The key aspect to living a lazy, labor-free life is to have resources easily available at hand. With prehistoric man this was accomplished by nature. The human population was small as compared to today, and herds of animals and fruit and vegetable bearing plants were readily available. Without a concept of land ownership and no pollution or large-scale farming to alter balanced ecosystems, small native groups could easily acquire the resources they needed nearby without complaint or trouble.

In most of the 20th century the only way you had nearly effortless access to advanced goods and services was to be born rich, or by working very long and hard to educate yourself and acquire it through a lifetime of your own labor. Based on this way of thinking, we've come to see the Internt as just an extension of old-fashioned commerce.  In the past we’ve been encouraged to be consumers of what it provides based on the old model of industrialized society run from the top down.

Yet we are just as capable of being producers online as we are consumers. As the web has grown, thousands of distribution points have cropped up where you can easily sell what you know, or sell what you imagine. These range from affiliate marketing article sites like Infobarrel, to distribution sites like Smashwords and Amazon where you can upload any eBook you've written for free, available to millions of viewers day and night around the globe. These products of your mind remain yours. You don't surrender any rights to them. And they remain available to others as long as you wish them to be.

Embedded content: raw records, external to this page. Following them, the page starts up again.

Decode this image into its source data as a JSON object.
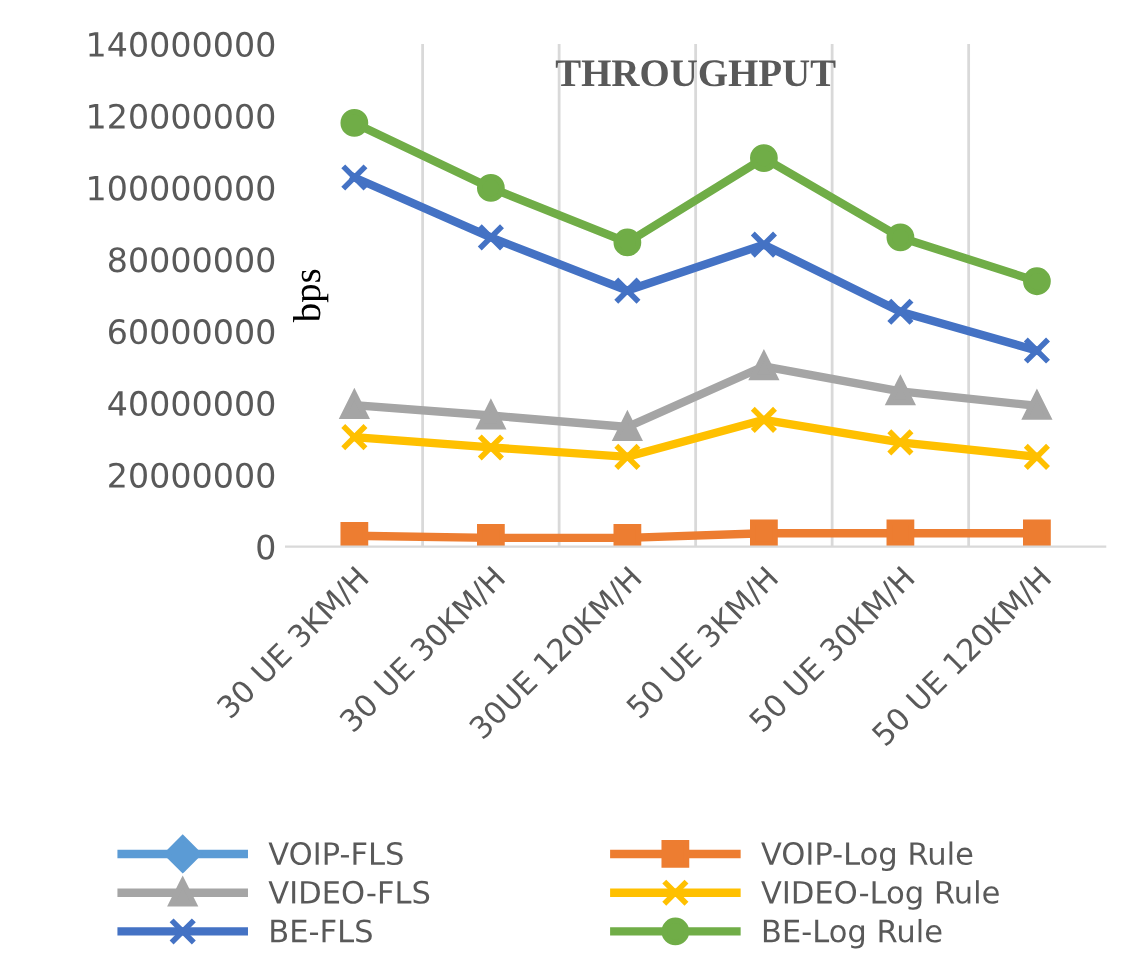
{
  "chart_data": {
    "type": "line",
    "title": "THROUGHPUT",
    "ylabel": "bps",
    "categories": [
      "30 UE 3KM/H",
      "30 UE 30KM/H",
      "30UE 120KM/H",
      "50 UE 3KM/H",
      "50 UE 30KM/H",
      "50 UE 120KM/H"
    ],
    "series": [
      {
        "name": "VOIP-FLS",
        "color": "#5b9bd5",
        "marker": "diamond",
        "values": [
          null,
          null,
          null,
          null,
          null,
          null
        ]
      },
      {
        "name": "VOIP-Log Rule",
        "color": "#ed7d31",
        "marker": "square",
        "values": [
          3000000,
          2400000,
          2400000,
          3700000,
          3700000,
          3700000
        ]
      },
      {
        "name": "VIDEO-FLS",
        "color": "#a5a5a5",
        "marker": "triangle",
        "values": [
          39400000,
          36500000,
          33300000,
          50200000,
          43200000,
          39200000
        ]
      },
      {
        "name": "VIDEO-Log Rule",
        "color": "#ffc000",
        "marker": "cross",
        "values": [
          30500000,
          27600000,
          25000000,
          35300000,
          29000000,
          25000000
        ]
      },
      {
        "name": "BE-FLS",
        "color": "#4472c4",
        "marker": "cross",
        "values": [
          102800000,
          86100000,
          71300000,
          84100000,
          65400000,
          54600000
        ]
      },
      {
        "name": "BE-Log Rule",
        "color": "#70ad47",
        "marker": "circle",
        "values": [
          118000000,
          99900000,
          84700000,
          108200000,
          86100000,
          73900000
        ]
      }
    ],
    "ylim": [
      0,
      140000000
    ],
    "yticks": [
      0,
      20000000,
      40000000,
      60000000,
      80000000,
      100000000,
      120000000,
      140000000
    ],
    "grid": "x",
    "legend": "bottom"
  }
}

This is known popularly as "passive" or "residual" income, but it is really something much more fundamental. It is a way to use your imagination to survive and prosper, as our ancient ancestors did, and with minimal labor on your part. Instead of making one product for one customer (a typical job), you imagine one product, and make it available to potentially billions of customers.

We've transitioned from the Industrial Age of the 1800s, to the Space Age of the 1900s, and the Information Age of today. Yet I believe we are actually witnessing the start of the Imagination Age. It is the same age our caveman and cavewoman ancestors lived in. We've come full circle. If you can embrace the unique view of laziness they had, and put it to work for your own benefit in the modern world, you can begin to sow the seeds of a lifestyle that will free you from the slavery of the 9 - 5 routine.

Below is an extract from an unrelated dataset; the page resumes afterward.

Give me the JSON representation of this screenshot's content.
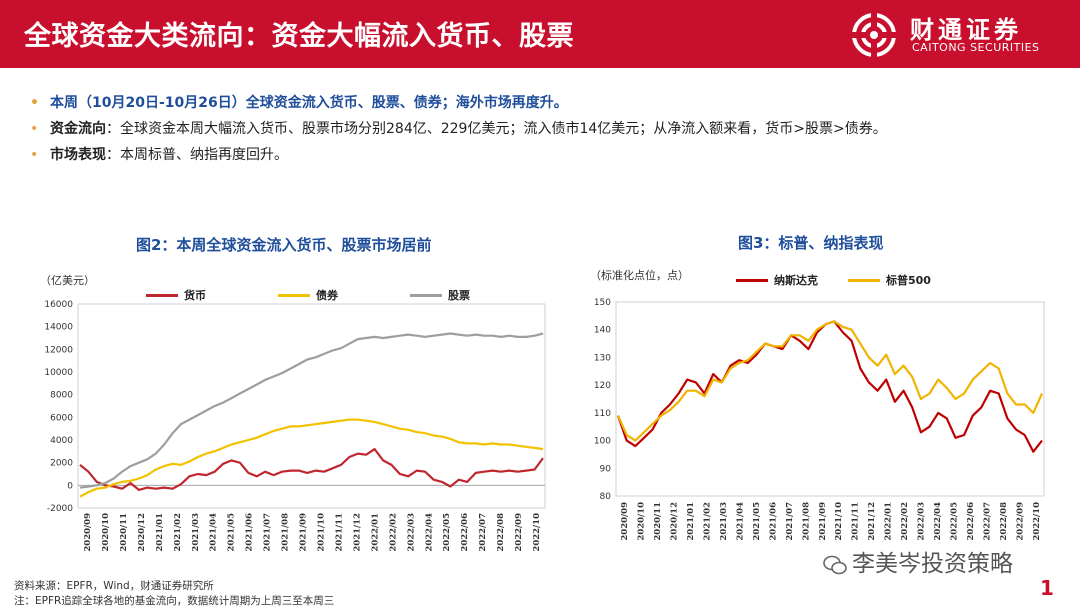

To do so, you have to see the Internet for what it trully is, a vast, untamed savannah, a parallel and imaginary world to the real prehistoric one of eons past. Except today, it is populated daily by the minds of the billions of residents of planet Earth.

Such a frontier realm without borders or the normal limitations, arbitrary rules or restrictions of old industrialized, labor intensive thinking offers incalculable opportunity. A chance to plant seeds of your creation wherever you may, and slowly wait for them to come to fruition. Not all the seed will grow, but if you persist, enough will that it can change your life in ways you didn't imagine.

The Internet is a massive, free distribution system like none other, a pyramid scheme that actually works! If you are willing to put in the time building the base of that pyramid and letting it grow organically into something beyond your expectations, you have entered a new age of thinking. Only a select few have tried this so far, while most cling to the old system.

Why not give it a try? If you can exercise the same patience as a prehistoric man or woman must have had sitting on a hill and waiting for the herds to return, you can build up a book chapter by chapter, and wait for it to sell, or build up a collection of articles for the same purpose.

Use the technology of the Imagination Age at your flint-er-tips, er, fingertips, and you will make your caveman ancestors proud!